For LTR, we also have to consider yearly growth. I’m going to cheat and assume 10% year on year growth, but the growth only kicks in once a year. (In reality for many businesses it’s more like a true compound annual growth, ammortized monthly, which does change things around a bit.)
So let’s go back to those numbers. We’ve already established what we need for operational backups, but what do we need for LTR?
If we’re not differentiating between prod and non-prod (and believe me, that’s common for LTR), then our numbers look like this:
- Year 1: 12 x 15 TB
- Year 2: 12 x 16.5 TB
- Year 3: 12 x 18.15 TB
- Year 4: 12 x 19.965 TB
- Year 5: 12 x 21.9615 TB
- Year 6: 12 x 24.15765 TB
- Year 7: 12 x 26.573415 TB
Total? 1,707.69 TB of LTR for a 7 year period. (And even as data ages out, that will still grow as the YoY growth continues.)
But again, do you need to keep non-prod backups for LTR? What if we didn’t – what would those numbers look like?
- Year 1: 12 x 10 TB
- Year 2: 12 x 11 TB
- Year 3: 12 x 12.1 TB
- Year 4: 12 x 13.31 TB
- Year 5: 12 x 14.641 TB
- Year 6: 12 x 16.1051 TB
- Year 7: 12 17.71561 TB
That comes down to just 1,138 TB over 7 years – a 33% saving in LTR storage.

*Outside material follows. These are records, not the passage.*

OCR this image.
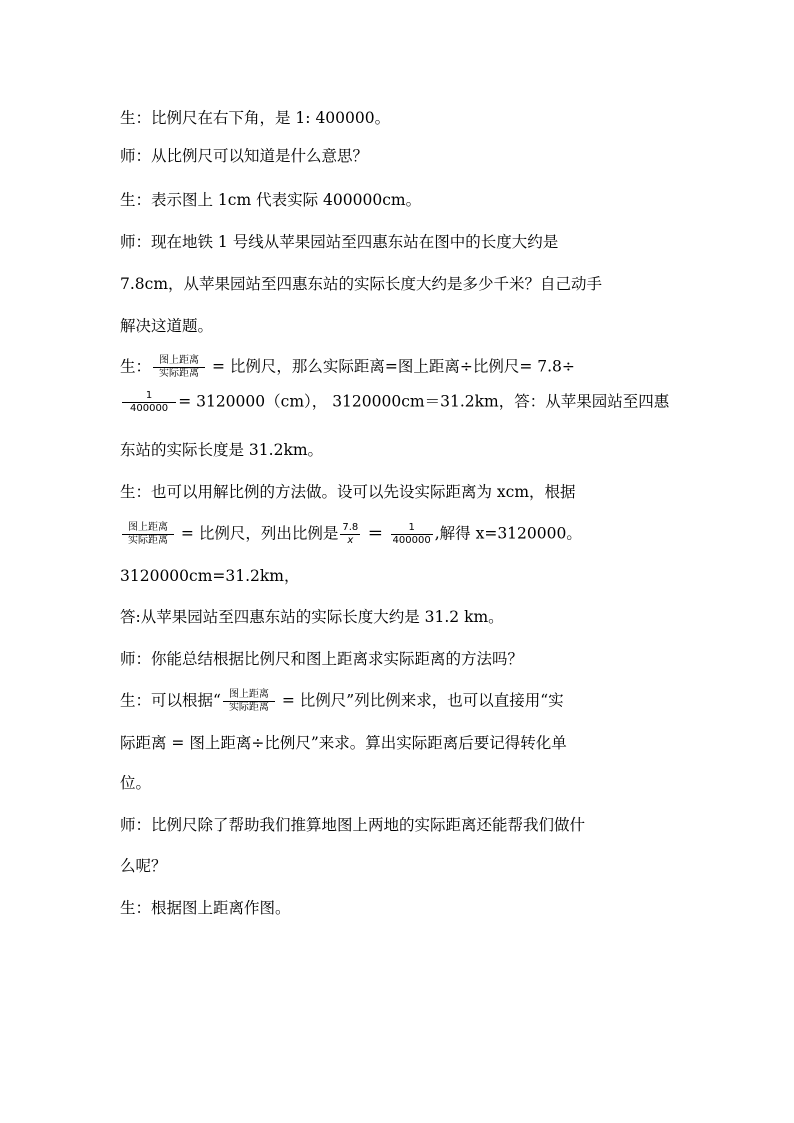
生：比例尺在右下角，是 1: 400000。
师：从比例尺可以知道是什么意思？
生：表示图上 1cm 代表实际 400000cm。
师：现在地铁 1 号线从苹果园站至四惠东站在图中的长度大约是
7.8cm，从苹果园站至四惠东站的实际长度大约是多少千米？自己动手
解决这道题。
生： $\frac{\text{图上距离}}{\text{实际距离}}$ = 比例尺，那么实际距离=图上距离÷比例尺= 7.8÷
$\frac{1}{400000} = 3120000(cm)$， 3120000cm＝31.2km，答：从苹果园站至四惠
东站的实际长度是 31.2km。
生：也可以用解比例的方法做。设可以先设实际距离为 xcm，根据
$\frac{\text{图上距离}}{\text{实际距离}}$ = 比例尺，列出比例是 $\frac{7.8}{x} = \frac{1}{400000}$ ,解得 x=3120000。
3120000cm=31.2km，
答:从苹果园站至四惠东站的实际长度大约是 31.2 km。
师：你能总结根据比例尺和图上距离求实际距离的方法吗？
生：可以根据“ $\frac{\text{图上距离}}{\text{实际距离}}$ = 比例尺”列比例来求，也可以直接用“实
际距离 = 图上距离÷比例尺”来求。算出实际距离后要记得转化单
位。
师：比例尺除了帮助我们推算地图上两地的实际距离还能帮我们做什
么呢？
生：根据图上距离作图。
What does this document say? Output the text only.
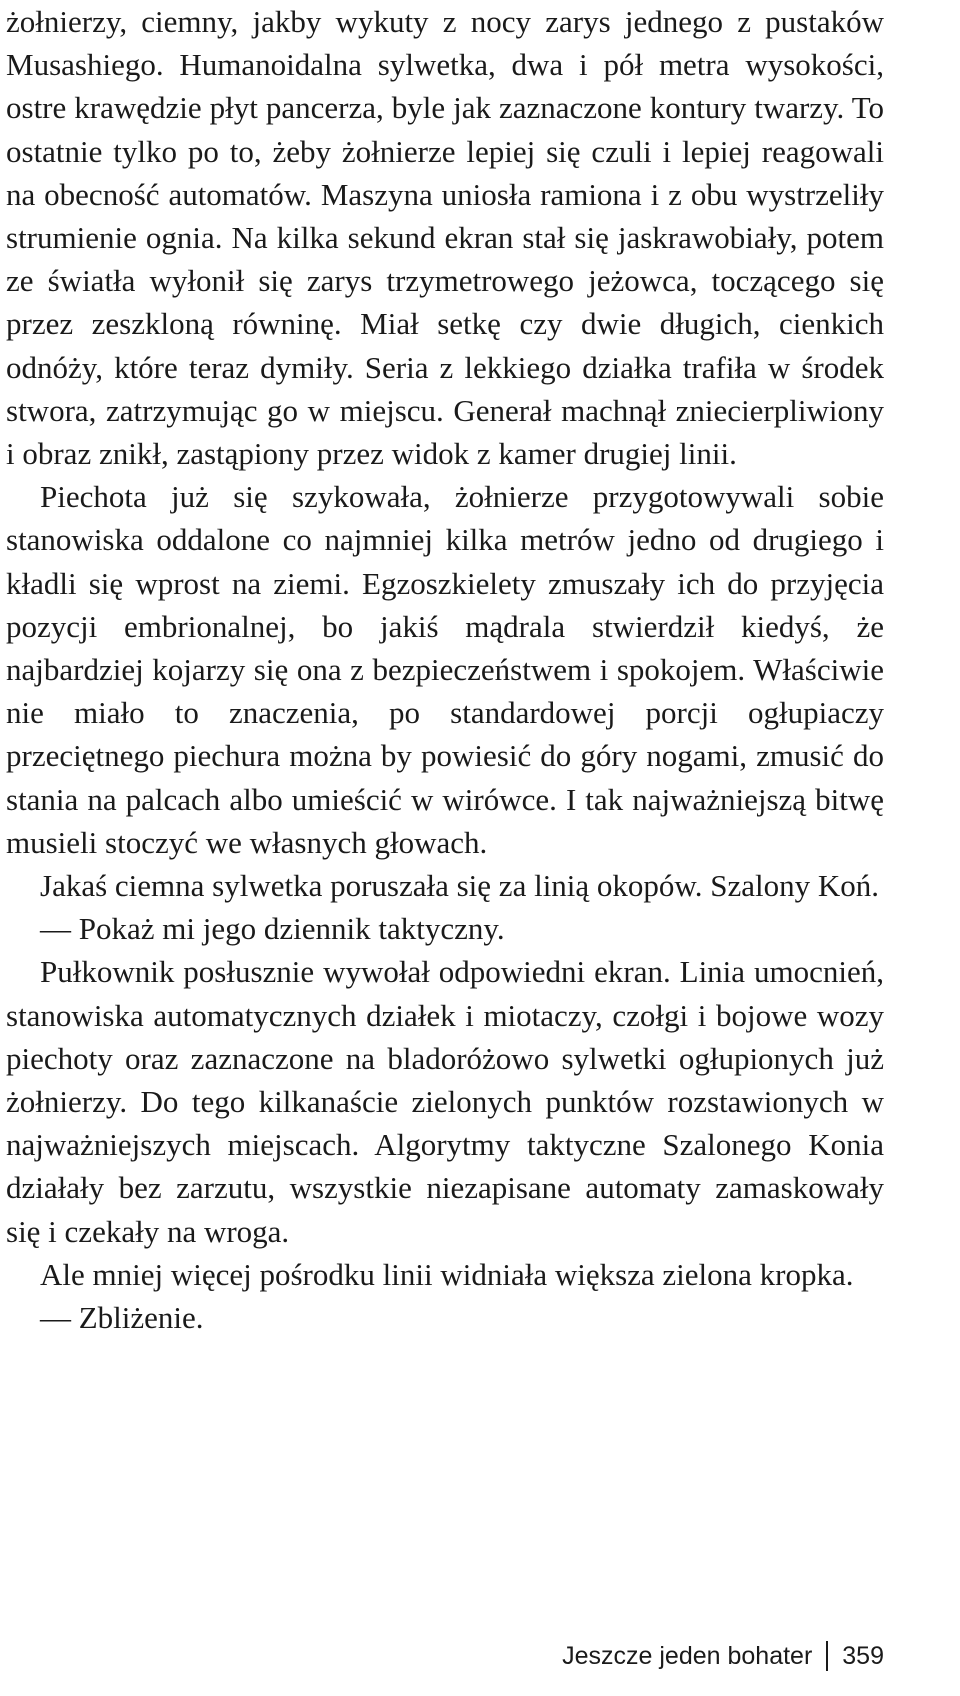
żołnierzy, ciemny, jakby wykuty z nocy zarys jednego z pustaków Musashiego. Humanoidalna sylwetka, dwa i pół metra wysokości, ostre krawędzie płyt pancerza, byle jak zaznaczone kontury twarzy. To ostatnie tylko po to, żeby żołnierze lepiej się czuli i lepiej reagowali na obecność automatów. Maszyna uniosła ramiona i z obu wystrzeliły strumienie ognia. Na kilka sekund ekran stał się jaskrawobiały, potem ze światła wyłonił się zarys trzymetrowego jeżowca, toczącego się przez zeszkloną równinę. Miał setkę czy dwie długich, cienkich odnóży, które teraz dymiły. Seria z lekkiego działka trafiła w środek stwora, zatrzymując go w miejscu. Generał machnął zniecierpliwiony i obraz znikł, zastąpiony przez widok z kamer drugiej linii.

Piechota już się szykowała, żołnierze przygotowywali sobie stanowiska oddalone co najmniej kilka metrów jedno od drugiego i kładli się wprost na ziemi. Egzoszkielety zmuszały ich do przyjęcia pozycji embrionalnej, bo jakiś mądrala stwierdził kiedyś, że najbardziej kojarzy się ona z bezpieczeństwem i spokojem. Właściwie nie miało to znaczenia, po standardowej porcji ogłupiaczy przeciętnego piechura można by powiesić do góry nogami, zmusić do stania na palcach albo umieścić w wirówce. I tak najważniejszą bitwę musieli stoczyć we własnych głowach.

Jakaś ciemna sylwetka poruszała się za linią okopów. Szalony Koń.

— Pokaż mi jego dziennik taktyczny.

Pułkownik posłusznie wywołał odpowiedni ekran. Linia umocnień, stanowiska automatycznych działek i miotaczy, czołgi i bojowe wozy piechoty oraz zaznaczone na bladoróżowo sylwetki ogłupionych już żołnierzy. Do tego kilkanaście zielonych punktów rozstawionych w najważniejszych miejscach. Algorytmy taktyczne Szalonego Konia działały bez zarzutu, wszystkie niezapisane automaty zamaskowały się i czekały na wroga.

Ale mniej więcej pośrodku linii widniała większa zielona kropka.

— Zbliżenie.

Jeszcze jeden bohater 359
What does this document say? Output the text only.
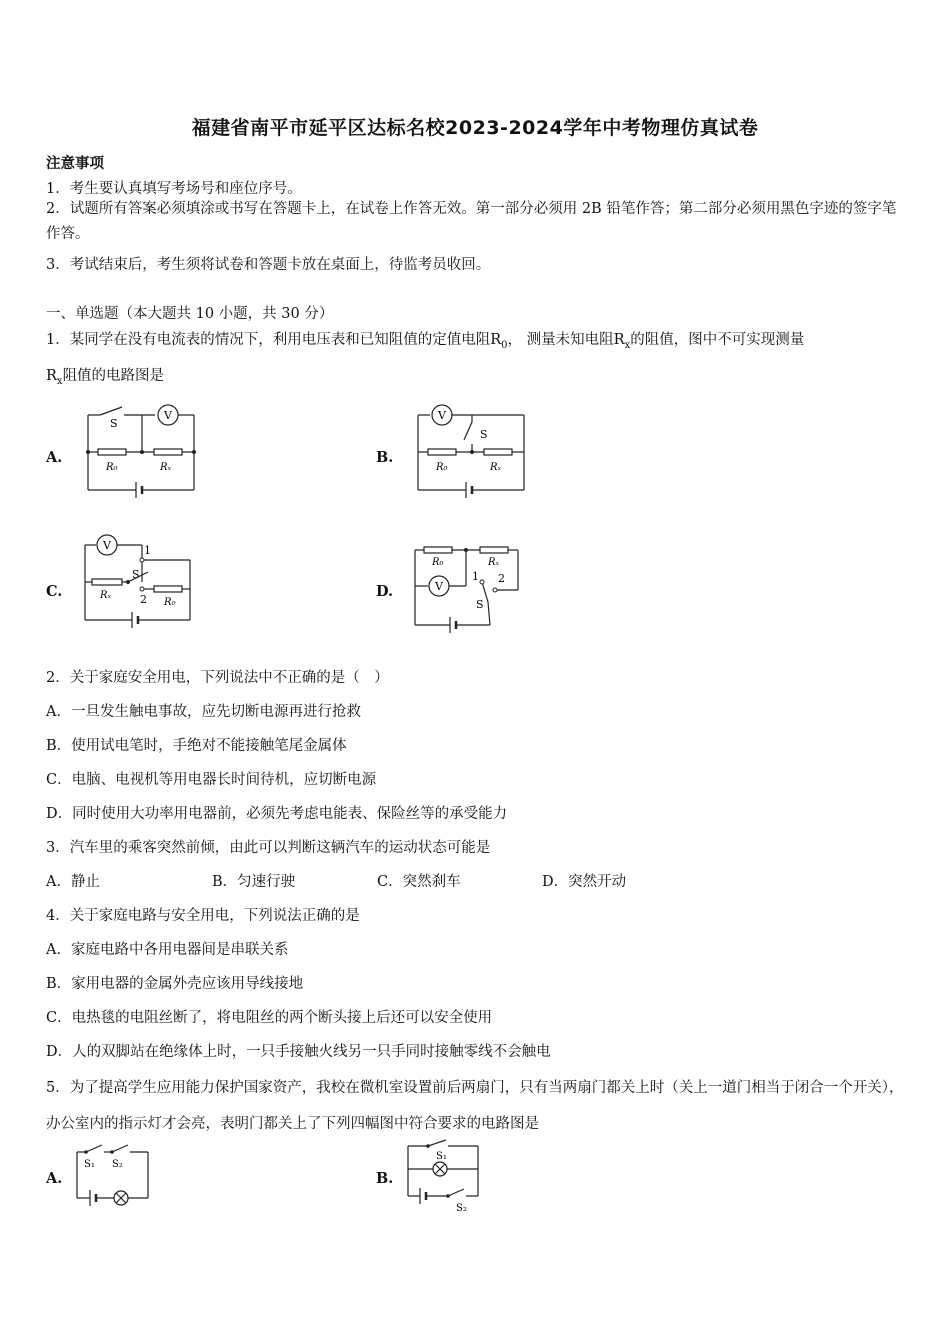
福建省南平市延平区达标名校2023-2024学年中考物理仿真试卷
注意事项
1．考生要认真填写考场号和座位序号。
2．试题所有答案必须填涂或书写在答题卡上，在试卷上作答无效。第一部分必须用 2B 铅笔作答；第二部分必须用黑色字迹的签字笔作答。
3．考试结束后，考生须将试卷和答题卡放在桌面上，待监考员收回。
一、单选题（本大题共 10 小题，共 30 分）
1．某同学在没有电流表的情况下，利用电压表和已知阻值的定值电阻$R_0$， 测量未知电阻$R_x$的阻值，图中不可实现测量
$R_x$阻值的电路图是
A.
S
V
R₀	Rₓ
B.
V
S
R₀	Rₓ
C.
V	1
S
2
Rₓ
R₀
D.	V
1 2
S
R₀	Rₓ
2．关于家庭安全用电，下列说法中不正确的是（　）
A．一旦发生触电事故，应先切断电源再进行抢救
B．使用试电笔时，手绝对不能接触笔尾金属体
C．电脑、电视机等用电器长时间待机，应切断电源
D．同时使用大功率用电器前，必须先考虑电能表、保险丝等的承受能力
3．汽车里的乘客突然前倾，由此可以判断这辆汽车的运动状态可能是
A．静止	B．匀速行驶	C．突然刹车	D．突然开动
4．关于家庭电路与安全用电，下列说法正确的是
A．家庭电路中各用电器间是串联关系
B．家用电器的金属外壳应该用导线接地
C．电热毯的电阻丝断了，将电阻丝的两个断头接上后还可以安全使用
D．人的双脚站在绝缘体上时，一只手接触火线另一只手同时接触零线不会触电
5．为了提高学生应用能力保护国家资产，我校在微机室设置前后两扇门，只有当两扇门都关上时（关上一道门相当于闭合一个开关），办公室内的指示灯才会亮，表明门都关上了下列四幅图中符合要求的电路图是
A.
S₁ S₂
B.
S₁
S₂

We got that saving just by looking at splitting off non-production data from production data for our retention policies. What if we were to do more? Do you really need to keep all of your production data for an entire 7-year LTR period? If we’re talking a typical organisation looking at 7 year retention periods, we’re usually only talking about critical systems that face compliance requirements – maybe some financial databases, one section of a fileserver, and email. What if that was just 1 TB of the production data? (I’d suggest that for many companies, a guesstimate of 10% of production data being the data required – legally required – for compliance retention is pretty accurate.)
Well then your LTR data requirements would be just 113.85 TB over 7 years, and that’s a saving of 93% of LTR storage requirements (pre-deduplication) over a 7 year period for an initial 15 TB of data.
I’m all for backing up a little bit too much than not enough, but once we start looking at LTR, we have to take that adage with a grain of salt. (I’ll suggest that in my experience, it’s something that locks a lot of companies into using tape for LTR.)
Too much data will kill you,
Just as sure as none at all
That’s the lesson we get from Queen for LTR.
…Now if you’ll excuse me, now I’ve talked a bit about Queen, I need to go and listen to their greatest song of all time, March of the Black Queen.